China and Taiwan coast guard ships clash near Pratas Islands
A Chinese coast guard ship forced into restricted waters near the Pratas Islands, in a second standoff in under two weeks that Taiwan says is part of a gray-zone campaign.

A Chinese coast guard ship pushed into restricted waters near the Pratas Islands on June 5, triggering another tense maritime standoff with Taiwan and underscoring how Beijing is probing Taiwan’s defenses without crossing into open conflict. Taiwan’s Coast Guard Administration said the vessel sped up, made a sharp turn and ignored warnings from a Taiwanese patrol before the two sides settled into a face-off marked by intense radio exchanges.
The confrontation was the second near the Taiwan-controlled Pratas, also known as Dongsha Islands, in just under two weeks. In the earlier encounter, Taiwan said a Chinese coast guard ship stayed near the islands for 33 hours before leaving restricted waters after repeated sovereignty warnings. Taiwan later said vessel 3501 withdrew at 5 p.m. on May 24, after being reported 26.6 nautical miles west of the islands.

The pressure did not stop there. On June 6, Taiwan said a Chinese oceanographic survey vessel also moved toward the Pratas, which Taiwan described as the first observed coordinated operation by Chinese coast guard and survey vessels near the islands. Taiwan responded by dispatching the patrol frigate CG-129 Kaohsiung and two patrol boats, a sign that Taipei sees the area as a live test of response times, not a routine patrol dispute.
That matters because the Pratas sit more than 400 kilometers from Taiwan proper, between southern Taiwan and Hong Kong, making them one of Taiwan’s most exposed outposts. The islands are lightly defended, treated by Taiwan as a national park with no civilian population, and widely viewed by security experts as a vulnerable point at the northern edge of the South China Sea.

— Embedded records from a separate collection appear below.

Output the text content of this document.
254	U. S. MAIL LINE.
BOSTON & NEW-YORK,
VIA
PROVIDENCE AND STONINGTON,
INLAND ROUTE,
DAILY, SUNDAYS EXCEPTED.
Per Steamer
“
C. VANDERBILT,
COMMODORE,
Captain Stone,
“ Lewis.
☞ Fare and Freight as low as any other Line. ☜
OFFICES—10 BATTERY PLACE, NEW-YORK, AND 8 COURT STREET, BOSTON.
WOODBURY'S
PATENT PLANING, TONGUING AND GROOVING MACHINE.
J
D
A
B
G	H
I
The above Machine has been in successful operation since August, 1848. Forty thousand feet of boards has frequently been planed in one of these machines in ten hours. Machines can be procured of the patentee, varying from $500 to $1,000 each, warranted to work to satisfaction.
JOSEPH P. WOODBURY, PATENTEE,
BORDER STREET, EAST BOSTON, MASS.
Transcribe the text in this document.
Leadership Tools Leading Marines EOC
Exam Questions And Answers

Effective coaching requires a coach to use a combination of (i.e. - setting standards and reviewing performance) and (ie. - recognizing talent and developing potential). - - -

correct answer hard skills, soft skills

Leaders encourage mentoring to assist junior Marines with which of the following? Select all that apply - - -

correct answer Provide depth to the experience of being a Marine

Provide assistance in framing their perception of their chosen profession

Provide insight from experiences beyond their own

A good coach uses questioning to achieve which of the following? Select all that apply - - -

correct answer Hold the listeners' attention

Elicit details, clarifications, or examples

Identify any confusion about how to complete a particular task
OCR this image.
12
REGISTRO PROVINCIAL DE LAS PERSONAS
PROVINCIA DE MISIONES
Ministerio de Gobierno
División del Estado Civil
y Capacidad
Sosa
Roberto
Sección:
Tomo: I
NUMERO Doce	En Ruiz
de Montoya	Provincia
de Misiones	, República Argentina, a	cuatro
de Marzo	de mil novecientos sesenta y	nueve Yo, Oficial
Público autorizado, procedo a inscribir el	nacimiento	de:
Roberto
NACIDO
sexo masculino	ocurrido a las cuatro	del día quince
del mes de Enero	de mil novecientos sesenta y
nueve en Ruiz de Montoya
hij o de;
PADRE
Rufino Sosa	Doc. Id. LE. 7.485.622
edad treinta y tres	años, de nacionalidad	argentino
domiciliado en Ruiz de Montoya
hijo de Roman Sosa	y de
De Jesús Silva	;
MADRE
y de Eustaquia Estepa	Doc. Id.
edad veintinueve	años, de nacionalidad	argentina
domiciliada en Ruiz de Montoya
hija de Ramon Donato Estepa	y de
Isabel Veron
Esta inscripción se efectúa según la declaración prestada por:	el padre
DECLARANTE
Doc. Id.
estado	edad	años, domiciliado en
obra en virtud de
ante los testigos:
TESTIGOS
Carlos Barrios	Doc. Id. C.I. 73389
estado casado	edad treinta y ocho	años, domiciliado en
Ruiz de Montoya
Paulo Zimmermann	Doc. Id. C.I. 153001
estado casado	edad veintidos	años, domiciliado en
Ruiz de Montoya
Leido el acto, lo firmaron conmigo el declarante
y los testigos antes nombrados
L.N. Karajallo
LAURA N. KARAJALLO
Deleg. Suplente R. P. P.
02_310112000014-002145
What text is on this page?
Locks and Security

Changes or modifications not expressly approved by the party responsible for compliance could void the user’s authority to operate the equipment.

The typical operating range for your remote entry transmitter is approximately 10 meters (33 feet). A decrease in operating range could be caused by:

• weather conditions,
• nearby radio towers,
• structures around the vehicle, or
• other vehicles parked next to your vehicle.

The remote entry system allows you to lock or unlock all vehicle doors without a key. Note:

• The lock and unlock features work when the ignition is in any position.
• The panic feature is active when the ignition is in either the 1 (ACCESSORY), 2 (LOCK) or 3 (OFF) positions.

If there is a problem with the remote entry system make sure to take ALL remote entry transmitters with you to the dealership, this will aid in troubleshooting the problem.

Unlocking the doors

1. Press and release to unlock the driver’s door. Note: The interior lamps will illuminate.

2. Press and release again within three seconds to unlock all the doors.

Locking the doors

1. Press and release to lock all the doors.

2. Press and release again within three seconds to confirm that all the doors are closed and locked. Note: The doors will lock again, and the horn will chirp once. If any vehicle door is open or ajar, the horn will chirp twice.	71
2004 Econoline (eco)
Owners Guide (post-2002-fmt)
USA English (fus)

China claims Taiwan as its own territory; Taipei rejects that claim and says repeated coast guard maneuvers, survey activity and drone-style pressure are meant to normalize a Chinese presence around Taiwan without firing a shot. The standoffs near the Pratas show how gray-zone tactics now do much of the work once reserved for more overt military signaling, creating uncertainty for Taiwan’s maritime authorities and adding another layer of instability to one of the world’s most sensitive sea lanes.